A General Assembly bill apparently aimed at lawsuits against Virginia Tech would give the state government a pre-trial appeal of right to the Virginia Supreme Court whenever a trial court denies the defense of sovereign immunity.

Senate Bill 1381 is sponsored by Sen. Bill Stanley, R-Rocky Mount. The bill contains language that would apply its provisions to pending cases, extending the measure’s 30-day deadline for filing a notice of appeal. There are three actions pending against Virginia Tech officials where judges have denied pleas of sovereign immunity, including two arising out of the shootings of April 16, 2007.

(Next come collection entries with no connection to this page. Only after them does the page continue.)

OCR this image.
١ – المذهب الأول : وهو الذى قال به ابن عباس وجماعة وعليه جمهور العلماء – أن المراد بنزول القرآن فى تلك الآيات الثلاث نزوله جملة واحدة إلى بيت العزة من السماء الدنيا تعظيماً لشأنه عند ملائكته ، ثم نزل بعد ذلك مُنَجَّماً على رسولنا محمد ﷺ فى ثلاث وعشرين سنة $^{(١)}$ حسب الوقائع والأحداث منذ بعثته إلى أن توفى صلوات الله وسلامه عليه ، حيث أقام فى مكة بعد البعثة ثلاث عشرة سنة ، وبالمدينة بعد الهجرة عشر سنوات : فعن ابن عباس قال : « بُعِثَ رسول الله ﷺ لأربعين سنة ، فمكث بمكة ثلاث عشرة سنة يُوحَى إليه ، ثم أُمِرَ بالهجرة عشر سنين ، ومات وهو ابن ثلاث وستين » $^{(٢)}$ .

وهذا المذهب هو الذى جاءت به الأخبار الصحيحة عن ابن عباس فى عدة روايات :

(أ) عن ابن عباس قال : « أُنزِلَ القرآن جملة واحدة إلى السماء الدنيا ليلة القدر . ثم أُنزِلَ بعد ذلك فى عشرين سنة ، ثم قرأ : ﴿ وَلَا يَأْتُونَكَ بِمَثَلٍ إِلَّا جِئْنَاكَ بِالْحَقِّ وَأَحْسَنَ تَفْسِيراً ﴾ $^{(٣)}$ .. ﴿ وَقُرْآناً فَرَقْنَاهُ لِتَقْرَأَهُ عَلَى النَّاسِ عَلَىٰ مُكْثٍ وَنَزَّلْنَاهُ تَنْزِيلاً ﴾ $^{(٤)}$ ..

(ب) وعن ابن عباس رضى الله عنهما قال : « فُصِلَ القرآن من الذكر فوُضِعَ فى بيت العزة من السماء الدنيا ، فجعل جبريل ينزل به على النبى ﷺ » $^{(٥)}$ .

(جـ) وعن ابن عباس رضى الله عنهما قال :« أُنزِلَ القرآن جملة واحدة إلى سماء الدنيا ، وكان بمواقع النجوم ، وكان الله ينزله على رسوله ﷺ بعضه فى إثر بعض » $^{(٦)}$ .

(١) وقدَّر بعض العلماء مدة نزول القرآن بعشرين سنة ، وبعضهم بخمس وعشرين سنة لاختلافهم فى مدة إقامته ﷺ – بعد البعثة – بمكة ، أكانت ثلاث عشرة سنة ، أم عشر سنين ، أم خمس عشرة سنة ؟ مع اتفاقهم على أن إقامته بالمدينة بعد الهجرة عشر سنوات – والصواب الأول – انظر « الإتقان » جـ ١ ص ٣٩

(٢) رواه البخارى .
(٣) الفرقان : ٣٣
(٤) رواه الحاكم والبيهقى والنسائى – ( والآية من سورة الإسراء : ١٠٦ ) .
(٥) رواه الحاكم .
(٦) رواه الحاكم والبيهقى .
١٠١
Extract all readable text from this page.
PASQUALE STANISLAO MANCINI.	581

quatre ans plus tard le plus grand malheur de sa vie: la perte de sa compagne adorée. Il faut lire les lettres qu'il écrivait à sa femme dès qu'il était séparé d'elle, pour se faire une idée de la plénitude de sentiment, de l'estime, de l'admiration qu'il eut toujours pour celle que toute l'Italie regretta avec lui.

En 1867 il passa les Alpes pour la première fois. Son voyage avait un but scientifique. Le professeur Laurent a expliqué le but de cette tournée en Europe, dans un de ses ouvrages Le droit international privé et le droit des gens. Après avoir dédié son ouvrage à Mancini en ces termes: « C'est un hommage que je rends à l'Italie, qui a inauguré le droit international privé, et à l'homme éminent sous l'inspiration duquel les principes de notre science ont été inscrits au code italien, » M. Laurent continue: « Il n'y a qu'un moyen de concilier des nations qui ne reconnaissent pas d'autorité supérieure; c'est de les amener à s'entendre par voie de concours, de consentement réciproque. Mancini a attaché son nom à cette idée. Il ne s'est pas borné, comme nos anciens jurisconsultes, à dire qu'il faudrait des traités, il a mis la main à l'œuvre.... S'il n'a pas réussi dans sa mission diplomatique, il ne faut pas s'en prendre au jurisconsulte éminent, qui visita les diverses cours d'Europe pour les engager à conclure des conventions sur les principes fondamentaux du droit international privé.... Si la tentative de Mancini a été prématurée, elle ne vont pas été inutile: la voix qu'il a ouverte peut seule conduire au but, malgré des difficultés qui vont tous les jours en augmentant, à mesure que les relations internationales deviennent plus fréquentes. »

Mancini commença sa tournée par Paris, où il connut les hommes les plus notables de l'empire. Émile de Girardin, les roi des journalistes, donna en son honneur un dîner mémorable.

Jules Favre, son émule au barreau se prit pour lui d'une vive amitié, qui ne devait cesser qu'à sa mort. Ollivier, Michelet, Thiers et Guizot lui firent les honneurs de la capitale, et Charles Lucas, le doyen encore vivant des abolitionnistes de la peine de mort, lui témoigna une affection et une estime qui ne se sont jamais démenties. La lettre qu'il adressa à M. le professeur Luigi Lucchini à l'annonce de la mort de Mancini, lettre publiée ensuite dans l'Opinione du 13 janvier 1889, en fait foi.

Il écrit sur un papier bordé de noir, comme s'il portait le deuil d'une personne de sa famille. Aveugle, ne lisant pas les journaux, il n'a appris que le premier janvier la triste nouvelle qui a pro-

For an interlocutory appeal under current law, the parties must agree it is in their best interests to seek a pre-trial appeal. The trial court must certify there is no clear, controlling precedent. The appellate court then has discretion on whether or not to accept the appeal.

Stanley’s bill would give the Commonwealth and its employees an “immediate interlocutory appeal of right to the Supreme Court of Virginia” whenever a circuit court denied a plea of sovereign immunity by the state or a state employee.

Robert Hall, the lawyer for two families who have sued Virginia Tech employees in connection with the 2007 shootings, said he was approached by the lawyer for VT president Charles Steger about a possible interlocutory appeal of the sovereign immunity ruling in those cases. “We declined because it would delay the case even further and we saw no merit in the particular kind of sovereign immunity contentions they were making,” Hall said.

Stanley told The Roanoke Times he sees the measure as evenhanded for plaintiffs and defense.

The two Virginia Tech shooting lawsuits are scheduled for a 10-day trial beginning Sept. 26. A lawsuit against VT officials based on the suicide of a student is set for a Nov. 7 trial in Fairfax County Circuit Court.